Calvin Klein introduces the 'technosexual'

By Eric Wilson (New York Times)
Updated: 2007-03-13 11:35



The new scent is geared toward technically savvy, sexually active youth.
The company went so far as to trademark the word 'technosexual.'

In 1994, Calvin Klein designed a fragrance that embodied, in its flat little screw-top bottle, the disaffected, sexually ambivalent grunge youth of the moment. CK One, with its unconventional black and white advertisements filled with moping, androgynous models, was arguably the most perfectly tailored fragrance ever pitched to one market, breaking industry rules and records, selling 20 bottles per minute at its peak. A unisex brand that became the olfactory talisman of Generation X, CK One was so authentically grunge it was carried in record stores alongside albums by Nirvana.

Next month, Calvin Klein Inc. and Coty, its fragrance licensee, will introduce a sequel to CK One for a new generation, the so-called millennials, and in doing so, they will attempt to capture lightning in a bottle for a second time. Calvin Klein, now without its namesake designer, hopes to rejuvenate a fragrance embodying the essence of hip 20-somethings ¡ª even at the risk that such a notion is as outdated as a Prince song about partying like it' 1999.

Last month, in a minimal white conference room at the Calvin Klein offices on West 39th Street in the garment district, Tom Murry, the president of the company, reviewed a series of outtakes filmed for a commercial for the new fragrance. They depict the actor Kevin Zegers (who played the son of a pre-operative transsexual in "Transamerica") in romantic pursuit of a model, Freja Beha Erichsen.

A companion ad to appear in magazines, photographed by the artsy duo Inez van Lamsweerde and Vinoodh Matadin (replacing Steven Meisel, who created the iconic CK One campaign), shows Erichsen leaning against a wall, tugging off Zegers'belt as he twists a strand of her hair.

The page is layered with watery graffiti images of the words "sex" and "oday,"and on top of that, as large as the models, two glass bottles shaped like rocket silos topped in white plastic casing and the name of the new scent: CK in2u.

Embedded in these images, as described by a half-dozen Calvin Klein and Coty executives gathered around a table, is a portrait of a generation they describe as physically bold but emotionally guarded, having grown up using computers as a primary means of interaction.
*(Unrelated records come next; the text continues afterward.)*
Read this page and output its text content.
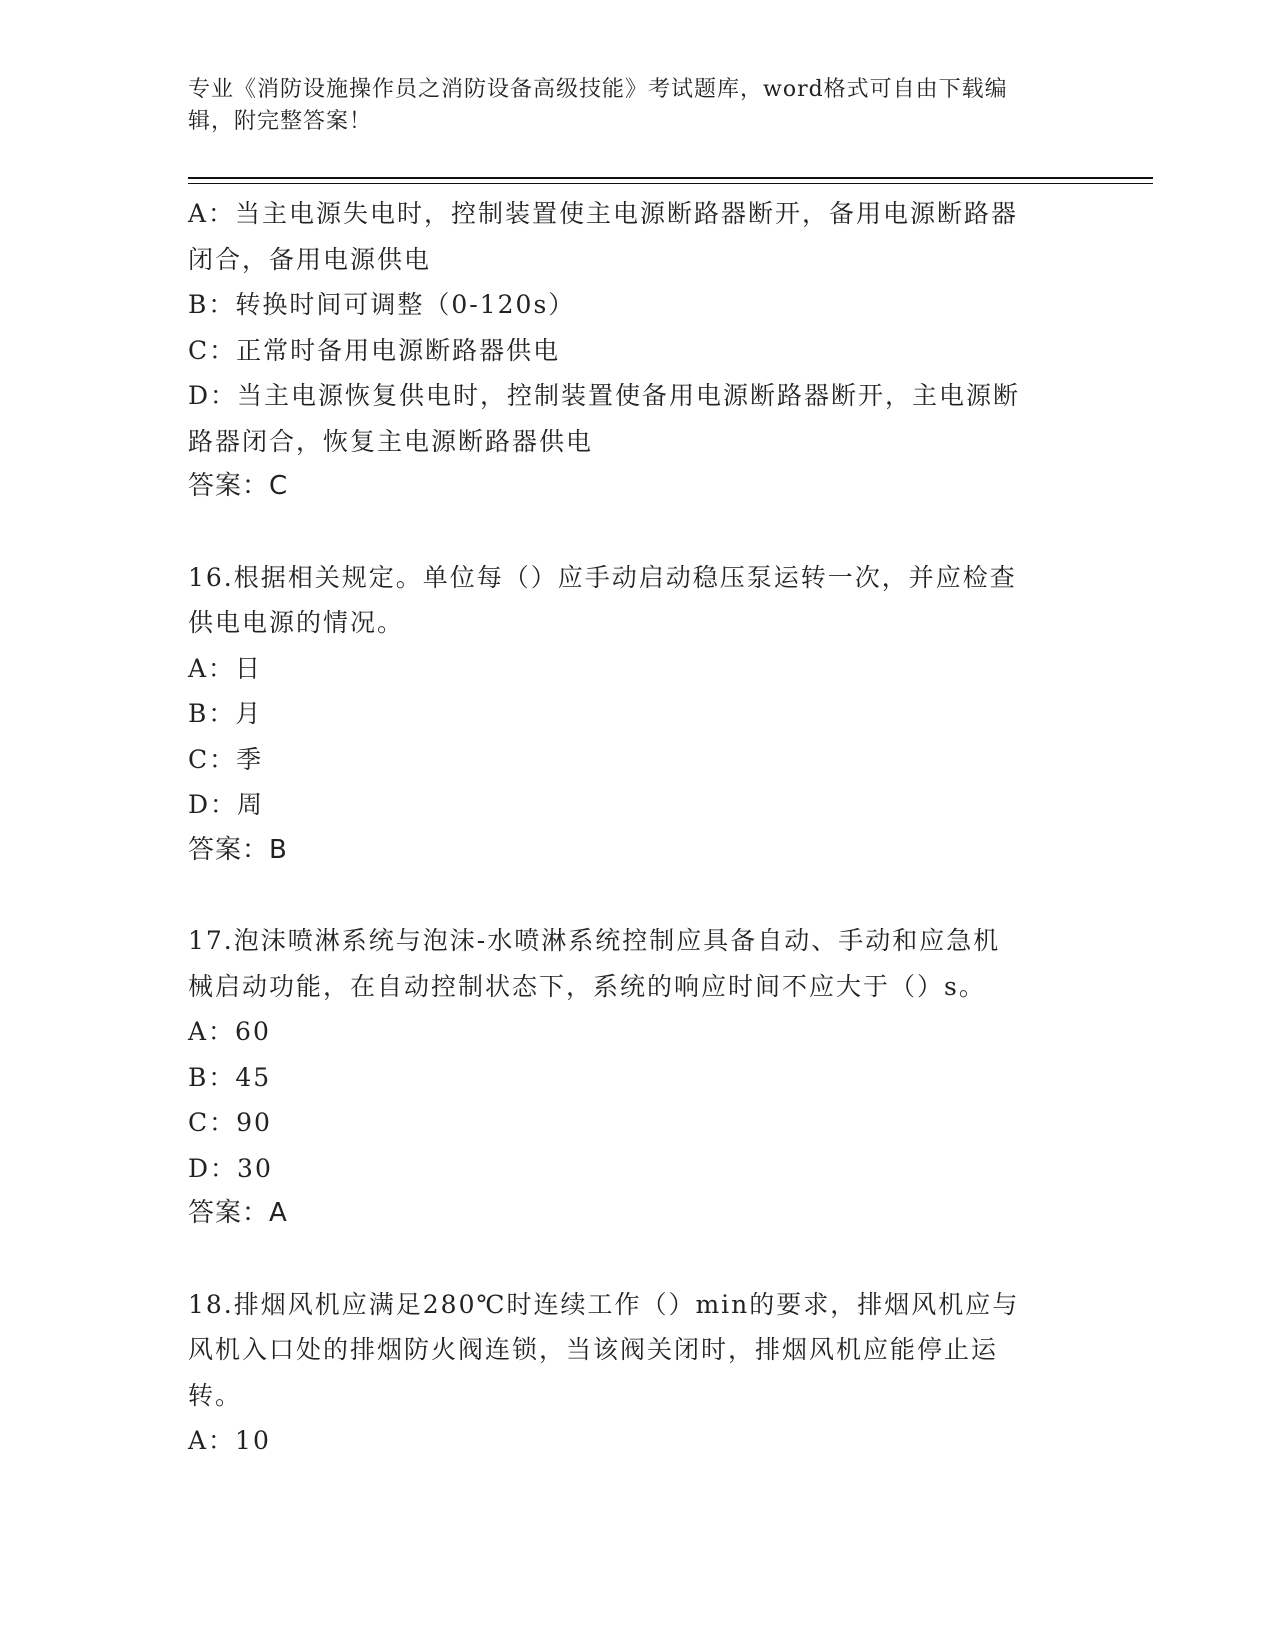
专业《消防设施操作员之消防设备高级技能》考试题库，word格式可自由下载编
辑，附完整答案！
A：当主电源失电时，控制装置使主电源断路器断开，备用电源断路器
闭合，备用电源供电
B：转换时间可调整（0-120s）
C：正常时备用电源断路器供电
D：当主电源恢复供电时，控制装置使备用电源断路器断开，主电源断
路器闭合，恢复主电源断路器供电
答案：C
16.根据相关规定。单位每（）应手动启动稳压泵运转一次，并应检查
供电电源的情况。
A：日
B：月
C：季
D：周
答案：B
17.泡沫喷淋系统与泡沫-水喷淋系统控制应具备自动、手动和应急机
械启动功能，在自动控制状态下，系统的响应时间不应大于（）s。
A：60
B：45
C：90
D：30
答案：A
18.排烟风机应满足280℃时连续工作（）min的要求，排烟风机应与
风机入口处的排烟防火阀连锁，当该阀关闭时，排烟风机应能停止运
转。
A：10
The CK in2u bottle, designed by Stephen Burks, is made from the same materials - white plastic and glass - recognizable in an iPod. (Fabien Baron designed the original bottle.)

"We have envisioned this as the first fragrance for the technosexual generation,"said Murry, using a term the company made up to describe its intended audience of thumb-texting young people whose romantic lives are defined in part by the casual hookup.

Last year, the company went so far as to trademark "technosexual," anticipating it could become a buzzword for marketing to millennials, the roughly 80 million Americans born from 1982 to 1995.